Zaten var!.. Zaten serbest!.. Zaten
kendi dillerini konuşma hakkı herkese tanınıyor!..
1923 Lozan'dan bu yana var!.. Sorun, zaman zaman
bu hakkın uygulamada kesintiye uğramasından kaynaklanıyor.
AB Komisyonu üyesi
Verheugen'in Ankara ziyareti tartışmalara yol açıyor. Hemen belirtmek gerek,
Verheugen Ankara'ya
AB sürecinde, Türkiye'nin neler yapması gerektiğine dönük beklentileri içeren bir metin bırakıyor. Ancak, bu metin
son derece dikkatle kaleme alınıyor. Türkiye'nin duyarlıklarını kaşıyan bir metin değil.
Verheugen Ankara'ya
zorluk çıkartmak değil, tersine Türkiye'nin adaylık sürecini kolaylaştırmak için geliyor. Ama bu, hiçbir biçimde
Batı ölçülerinden geri adım atmak anlamına da gelmiyor.
Lozan, "İç hukuk"
Daha gelmeden önce, Verheugen'in ne söyleyeceği ve bir metin getireceği biliniyor. Buna
refleks olmak üzere,
devletin tepesinde zaman zaman zihin jimnastiği yapılıyor.
Kürtçe TV ve Kürtçe yayınlar konusunda.
Burada tarihsel bir gerçek var:
Lozan Antlaşması. Antlaşmanın 39. maddesinin son iki paragrafı aynen şöyle:
"Herhangi bir Türk uyruğunun, gerek özel, gerekse ticaret ilişkilerinde, din, basın ya da her çeşit yayın konularıyla açık toplantılarında, dilediği bir dili kullanmasına karşı hiçbir kısıtlama konulmayacaktır.Devletin resmi dili bulunmasına rağmen, Türkçe'den başka bir dil konuşan Türk uyruklarına, mahkemelerde kendi dillerini sözlü olarak kullanabilmeleri bakımından uygun düşen kolaylıklar sağlanacaktır."
1923'te imzalanan bu antlaşma TBMM'de onaylanıyor, yani Türkiye'nin
iç hukukuna dönüşüyor.
Terörle sarsılan değerler
Şimdi AB, Lozan'dan hareketle,
bireyin kendi kimliğini geliştirmenin engellenmesine karşı çıkıyor.
Örneğin,
devlet yapmasın ama, nasıl
Japonca özel kursuna devlet izin veriyorsa, Kürtçe kursu için de, herhangi bir kısıtlama konulmasın!..

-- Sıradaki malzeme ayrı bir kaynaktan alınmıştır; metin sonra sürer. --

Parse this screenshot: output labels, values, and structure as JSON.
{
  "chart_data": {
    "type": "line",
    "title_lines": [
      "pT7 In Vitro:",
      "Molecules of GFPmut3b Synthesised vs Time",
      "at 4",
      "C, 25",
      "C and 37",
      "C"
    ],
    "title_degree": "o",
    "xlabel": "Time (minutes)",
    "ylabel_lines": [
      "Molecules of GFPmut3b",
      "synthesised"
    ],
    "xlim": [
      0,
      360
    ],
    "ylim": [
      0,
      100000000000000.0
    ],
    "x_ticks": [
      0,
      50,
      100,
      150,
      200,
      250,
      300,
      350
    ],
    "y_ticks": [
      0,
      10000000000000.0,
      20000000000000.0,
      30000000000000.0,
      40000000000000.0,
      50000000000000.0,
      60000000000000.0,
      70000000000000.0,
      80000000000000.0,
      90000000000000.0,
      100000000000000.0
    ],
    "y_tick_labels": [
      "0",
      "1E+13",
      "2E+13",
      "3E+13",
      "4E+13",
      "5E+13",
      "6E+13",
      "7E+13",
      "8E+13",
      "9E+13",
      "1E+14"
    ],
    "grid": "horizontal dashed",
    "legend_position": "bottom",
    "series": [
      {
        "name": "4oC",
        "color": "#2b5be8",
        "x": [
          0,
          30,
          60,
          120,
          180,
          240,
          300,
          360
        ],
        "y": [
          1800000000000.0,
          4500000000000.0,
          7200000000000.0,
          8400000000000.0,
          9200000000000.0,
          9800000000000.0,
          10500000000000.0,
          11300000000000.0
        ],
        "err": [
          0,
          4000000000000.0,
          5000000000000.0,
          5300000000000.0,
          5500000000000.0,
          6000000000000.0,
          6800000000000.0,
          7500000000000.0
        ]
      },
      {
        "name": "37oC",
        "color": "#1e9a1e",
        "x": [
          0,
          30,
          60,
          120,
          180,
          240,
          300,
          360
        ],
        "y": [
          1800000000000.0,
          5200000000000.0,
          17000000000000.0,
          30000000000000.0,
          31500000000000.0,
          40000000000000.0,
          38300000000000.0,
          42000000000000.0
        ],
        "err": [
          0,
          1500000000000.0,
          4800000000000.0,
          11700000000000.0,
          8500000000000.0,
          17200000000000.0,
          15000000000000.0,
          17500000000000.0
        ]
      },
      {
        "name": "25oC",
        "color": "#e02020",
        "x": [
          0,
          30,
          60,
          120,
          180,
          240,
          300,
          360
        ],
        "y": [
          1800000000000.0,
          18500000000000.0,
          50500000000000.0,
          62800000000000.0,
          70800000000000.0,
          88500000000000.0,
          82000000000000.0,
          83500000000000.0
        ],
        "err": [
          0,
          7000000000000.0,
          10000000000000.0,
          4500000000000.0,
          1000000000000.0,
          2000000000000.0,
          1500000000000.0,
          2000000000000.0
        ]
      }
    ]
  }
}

Örneğin, devlet yapmasın ama,
Kürtçe özel TV açılmasına engel olmasın!..
Lozan o kadar açık ki,
resmi dile rağmen, Türk vatandaşlarının, Türkçe dışında bir dili mahkemelerde bile kullanma hakkı var.
Terör, büyük acılarla birlikte, Türkiye'deki değerleri sarsıyor. Bir karmaşa doğuyor. Her şey yeniden gözden geçiriliyor.
Bu karmaşa, AB sürecinde, ister istemez ön plana çıkıyor. Tatsız olan, sanki AB isteklerinin
sadece bunlarla sınırlı kalması gibi bir yargının belirmesi. Oysa, adaylık
çok kapsamlı Batılı olmak kavramına eşit.